How many of us have ever tried to learn a foreign language? You get the books, you get the tapes, you get the software that listens to you repeat phrases. You think you have the vocabulary and the pronunciation down, and you can daydream some fairly interesting conversations with native speakers of that language. Then, emboldened, you venture out to that country (or that part of town) and you try out your new skill. At this point you find yourself in a position that most voiced based applications find themselves in.
If you’re like me, I expect your first forays into conversation in that new language broke down very rapidly. You were lucky to get past two exchanges before you were in the uncharted conversational territory. All manner of unexpected things happened: Odd pronunciations, slang, idiomatic phrases, unexpected domain shifts, the list goes on. This, by the way, is why today’s voice applications avoid conversation with the human, and for the most part just lead the human along asking questions that must be answered in a restricted and controlled format.
But, back to the issue that your imagined conversations are never quite like real conversations. What we’re missing in our imagined conversations is any hint of unexpected variation. I’m not talking about the crazy non sequitur or random leaps from one domain to another, but just the normal subtle variations that always happen even when the topic is as mundane as picking up your dry cleaning, or depositing a check with the bank teller. Things as simple as when you mention the weather your conversational partner might respond with “yes it is cold,” or “boy it’s freezing,” or “yeah, I needed a hat.”
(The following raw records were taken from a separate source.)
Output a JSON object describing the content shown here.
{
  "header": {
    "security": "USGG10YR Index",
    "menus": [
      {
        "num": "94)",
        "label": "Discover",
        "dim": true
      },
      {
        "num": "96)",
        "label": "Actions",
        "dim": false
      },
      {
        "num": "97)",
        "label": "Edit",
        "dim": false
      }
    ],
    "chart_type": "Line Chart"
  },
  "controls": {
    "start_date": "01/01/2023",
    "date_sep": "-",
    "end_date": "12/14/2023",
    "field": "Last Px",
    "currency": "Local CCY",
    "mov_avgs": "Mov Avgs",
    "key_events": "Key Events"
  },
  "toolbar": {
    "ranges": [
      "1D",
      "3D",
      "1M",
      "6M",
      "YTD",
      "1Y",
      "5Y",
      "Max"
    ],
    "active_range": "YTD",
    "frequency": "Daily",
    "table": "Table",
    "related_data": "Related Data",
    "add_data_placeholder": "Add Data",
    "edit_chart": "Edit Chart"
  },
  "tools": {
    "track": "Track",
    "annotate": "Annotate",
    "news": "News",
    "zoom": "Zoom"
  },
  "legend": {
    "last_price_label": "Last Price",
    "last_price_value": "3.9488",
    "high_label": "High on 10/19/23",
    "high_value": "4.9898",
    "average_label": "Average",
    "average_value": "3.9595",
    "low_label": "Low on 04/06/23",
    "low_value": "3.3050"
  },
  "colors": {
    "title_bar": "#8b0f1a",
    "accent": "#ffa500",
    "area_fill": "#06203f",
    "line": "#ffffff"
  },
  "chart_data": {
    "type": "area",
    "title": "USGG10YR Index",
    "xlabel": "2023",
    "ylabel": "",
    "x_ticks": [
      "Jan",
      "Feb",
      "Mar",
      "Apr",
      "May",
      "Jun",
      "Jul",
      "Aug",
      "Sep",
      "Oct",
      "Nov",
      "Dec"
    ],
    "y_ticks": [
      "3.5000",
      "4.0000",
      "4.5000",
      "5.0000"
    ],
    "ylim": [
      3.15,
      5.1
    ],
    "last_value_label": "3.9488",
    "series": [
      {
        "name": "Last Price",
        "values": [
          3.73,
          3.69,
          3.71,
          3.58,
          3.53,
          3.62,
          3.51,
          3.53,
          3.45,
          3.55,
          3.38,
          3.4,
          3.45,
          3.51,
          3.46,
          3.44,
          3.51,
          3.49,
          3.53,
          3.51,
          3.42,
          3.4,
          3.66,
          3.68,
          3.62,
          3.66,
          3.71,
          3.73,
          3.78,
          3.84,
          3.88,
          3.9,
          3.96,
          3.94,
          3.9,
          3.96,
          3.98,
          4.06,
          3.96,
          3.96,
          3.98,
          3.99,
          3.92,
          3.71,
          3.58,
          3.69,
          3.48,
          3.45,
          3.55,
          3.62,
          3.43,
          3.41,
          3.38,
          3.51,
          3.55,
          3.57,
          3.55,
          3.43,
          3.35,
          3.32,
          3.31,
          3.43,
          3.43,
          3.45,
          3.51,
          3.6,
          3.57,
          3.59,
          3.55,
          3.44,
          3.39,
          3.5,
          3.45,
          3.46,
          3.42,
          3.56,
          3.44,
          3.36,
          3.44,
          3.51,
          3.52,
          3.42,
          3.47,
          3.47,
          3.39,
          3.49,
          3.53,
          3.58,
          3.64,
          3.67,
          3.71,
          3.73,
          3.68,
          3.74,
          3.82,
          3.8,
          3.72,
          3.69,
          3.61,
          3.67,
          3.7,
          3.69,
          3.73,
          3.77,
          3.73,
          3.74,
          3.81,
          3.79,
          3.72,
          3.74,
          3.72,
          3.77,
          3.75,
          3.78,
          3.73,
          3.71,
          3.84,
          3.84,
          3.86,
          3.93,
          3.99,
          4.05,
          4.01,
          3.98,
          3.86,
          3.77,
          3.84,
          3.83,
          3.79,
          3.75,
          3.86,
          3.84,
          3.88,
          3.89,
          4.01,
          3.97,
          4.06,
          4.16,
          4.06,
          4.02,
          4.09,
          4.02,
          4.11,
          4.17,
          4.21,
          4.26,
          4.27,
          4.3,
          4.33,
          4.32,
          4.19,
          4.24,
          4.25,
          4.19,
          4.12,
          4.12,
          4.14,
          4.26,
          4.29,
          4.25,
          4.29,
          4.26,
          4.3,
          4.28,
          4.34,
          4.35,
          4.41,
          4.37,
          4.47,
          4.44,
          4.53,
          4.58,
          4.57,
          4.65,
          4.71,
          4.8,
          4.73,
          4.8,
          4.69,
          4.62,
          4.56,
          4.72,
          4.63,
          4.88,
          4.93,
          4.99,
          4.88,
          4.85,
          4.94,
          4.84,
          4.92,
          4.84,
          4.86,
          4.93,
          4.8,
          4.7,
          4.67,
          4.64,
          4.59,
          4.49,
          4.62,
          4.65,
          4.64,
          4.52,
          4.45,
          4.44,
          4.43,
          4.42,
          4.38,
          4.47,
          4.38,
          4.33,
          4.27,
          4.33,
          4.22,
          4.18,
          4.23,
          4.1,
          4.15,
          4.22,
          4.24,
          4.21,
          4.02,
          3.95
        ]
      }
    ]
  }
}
This might be an excellent job for a synthetic agent. The domains are reasonably narrow and very well-defined, remember — we’re not inventing Hal 9000 here. Next-generation dialog managers, like ejTalker, can automatically inject plausible variability in the phrasing and flow of the conversation. These types of dialog managers also employ automatic behaviors such as conversational ellipsis and confusion metrics that improve the chances of repairing a conversation much like humans do. So even if things go badly from the human’s perspective the exercise may still succeed, giving some measure of positive feedback. In fact, I think it might be real fun to practice one’s conversational skills with a patient and forgiving tutor. Of course, with present technology, this will not be as good as talking to a real human tutor, but it will be a definite step in the right direction. One I would take.
I wonder why language teaching facilities, such as ESL (English as a Second Language) schools have not at least explored this kind of technology? It seems like a natural.